The ghost of Jimi locked eyes with us and held up his hands. That's when we noticed he had 12-fingers, 6-fingers per hand!
"So that's how he did it!" I yelled.
"12? 12? Does that mean December???" Elliot raged, froathing at the mouth as another errant pizza roll plummeted into his nose.
We awoke, on the floor of MaxXouT manor, Elliot mumbling "12" over and over again. The smell of rancid gas station pizza rolls filled the air, when we noticed there was a plate of half-eaten gas station pizza rolls right next to us.
"Maybe it was food poisoning", Elliot said, grabbing another roll to mow down on, when I noticed the OUIJA board pointer was resting right in between the 1 and 2.
Rust doesn't grow on a rolling dough-nut; the MaxXouT-a-maniacs have been as busy as ever. New tune-age is in the works like a bun in the oven. New shows have been booked, and will be a Maxxin' out all over the Allegheny. Catch us 4/22 at the Rock Room--a delightful little slice of America. The last time I was there, I watched a full PBR can hit a guy with a skullet right in the side of the head. Really brought me back to my childhood. Anyhoo, below is a song that Elliot keeps playing to women he doesn't really know to try and woo them. When Kyle and Eric put the rhythm muscle on top of it, I've seen people convulse in happiness. It happened at Cattivo, our last show, with Stone Cold Killer, Burned, and Stone Wicked Souls.
The Buzzbin has a mural of lobster alien mutant spiders in unholy combat--so it is clearly our type of place. It also has $1 Genesees for the performing bands--we should play there every day! We stretched 'er out and played 1:15 to our fans from the Buckeye state. The rewarded us with applause and beer (including a 6 pack parting gift!), the two things we are seeking in this world. Seriously, cool room--they have a whole wing full of pinball machine and classic arcade games; it's like a combination of those arcades you are nostalgic about from your youth plus a bar that specializes in great crafts and drafts. Again, we should play there every day. After the show Eric set a new record on the Metallica pinball machine. His initials aren't what he wrote on there. We opened the windows at the AirBNB because it wasn't us. We found Elliot's mutant ability is to find open pizza places in the small hours of the morning. Better ingredients, better pizza.

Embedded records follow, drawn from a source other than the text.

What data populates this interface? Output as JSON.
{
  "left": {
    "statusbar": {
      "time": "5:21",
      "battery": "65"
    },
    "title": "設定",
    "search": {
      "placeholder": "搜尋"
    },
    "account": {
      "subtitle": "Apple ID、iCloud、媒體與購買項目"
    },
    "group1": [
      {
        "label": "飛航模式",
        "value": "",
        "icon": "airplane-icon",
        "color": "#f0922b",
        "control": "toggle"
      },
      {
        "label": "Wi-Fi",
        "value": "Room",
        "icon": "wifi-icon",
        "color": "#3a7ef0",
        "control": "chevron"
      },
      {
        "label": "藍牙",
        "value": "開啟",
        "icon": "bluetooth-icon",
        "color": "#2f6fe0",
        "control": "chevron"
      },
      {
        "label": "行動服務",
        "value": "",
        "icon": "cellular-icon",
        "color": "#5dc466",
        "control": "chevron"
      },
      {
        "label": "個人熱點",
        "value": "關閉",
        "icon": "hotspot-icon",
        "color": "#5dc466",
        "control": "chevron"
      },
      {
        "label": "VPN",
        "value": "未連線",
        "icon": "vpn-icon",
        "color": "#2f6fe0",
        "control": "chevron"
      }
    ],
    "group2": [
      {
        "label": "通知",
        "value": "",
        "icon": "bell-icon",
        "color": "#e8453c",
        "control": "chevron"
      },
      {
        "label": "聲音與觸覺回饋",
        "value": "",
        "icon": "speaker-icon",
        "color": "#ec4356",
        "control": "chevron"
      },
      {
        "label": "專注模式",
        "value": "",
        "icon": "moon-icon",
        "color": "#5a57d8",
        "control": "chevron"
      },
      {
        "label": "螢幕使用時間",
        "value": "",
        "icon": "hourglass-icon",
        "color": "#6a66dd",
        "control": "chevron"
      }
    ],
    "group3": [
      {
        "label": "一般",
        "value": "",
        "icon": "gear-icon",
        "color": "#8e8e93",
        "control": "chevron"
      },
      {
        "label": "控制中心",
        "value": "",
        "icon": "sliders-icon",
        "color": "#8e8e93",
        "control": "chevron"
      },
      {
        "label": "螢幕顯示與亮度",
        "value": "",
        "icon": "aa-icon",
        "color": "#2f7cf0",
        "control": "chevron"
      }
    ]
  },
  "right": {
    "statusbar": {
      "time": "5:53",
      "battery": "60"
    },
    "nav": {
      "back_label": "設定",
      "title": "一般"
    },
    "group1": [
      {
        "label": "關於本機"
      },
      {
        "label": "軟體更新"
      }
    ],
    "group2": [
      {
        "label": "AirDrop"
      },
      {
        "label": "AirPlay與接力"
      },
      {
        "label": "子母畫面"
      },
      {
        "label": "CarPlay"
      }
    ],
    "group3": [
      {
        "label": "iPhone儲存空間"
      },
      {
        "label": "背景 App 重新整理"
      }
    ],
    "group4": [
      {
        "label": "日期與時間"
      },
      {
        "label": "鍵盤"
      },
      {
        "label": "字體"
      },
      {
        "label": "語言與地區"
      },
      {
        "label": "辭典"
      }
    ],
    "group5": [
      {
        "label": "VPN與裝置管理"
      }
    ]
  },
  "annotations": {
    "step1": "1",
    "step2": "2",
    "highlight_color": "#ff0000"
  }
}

Saturday we were at the house of kielbasa and pierogies: The Bloomfield Bridge Tavern. I told Steve, the owner, they were the second best kielbasa and pierogies I ever had behind my grandmas, but that was a lie, the BBTs are better. Steve's dad opened The Bloomfield Bridge Tavern, and this gentleman's name was Stosh. Fitting this was the venue for our Steel City debut. It was awesome. Elliot wore a lot of spandex. Stosh played a guitar solo around the bear you see in the picture below. The Wire Riots opened, and Last Will closed, with MaxXouT as the bologna in this rock sandwich. We were told by the owner we are super talented, and someone bought us shots of Yukon Jack.
We went to Pittsburgh and took a left, drove through a maelstrom, fought some aliens with battleaxes, and landed at a slice of heaven called The Empire Concert club. Excellent place to play, great sound system, immaculately clean, and, given that we were opening for the Iron Maiden tribute band Eddie, there were Eddie brain shots to be drunk as well. Our new brutal rhythm section of Eric and Kyle got their first show under their belts/kilt. Kyle played a 200 piece drum kit that was once owned by Vinny Appice. Eric played an 8x10 cab that humpback whales could hear in the Pacific. Son of Sam and Eddie were both awesome. We're moving to Akron.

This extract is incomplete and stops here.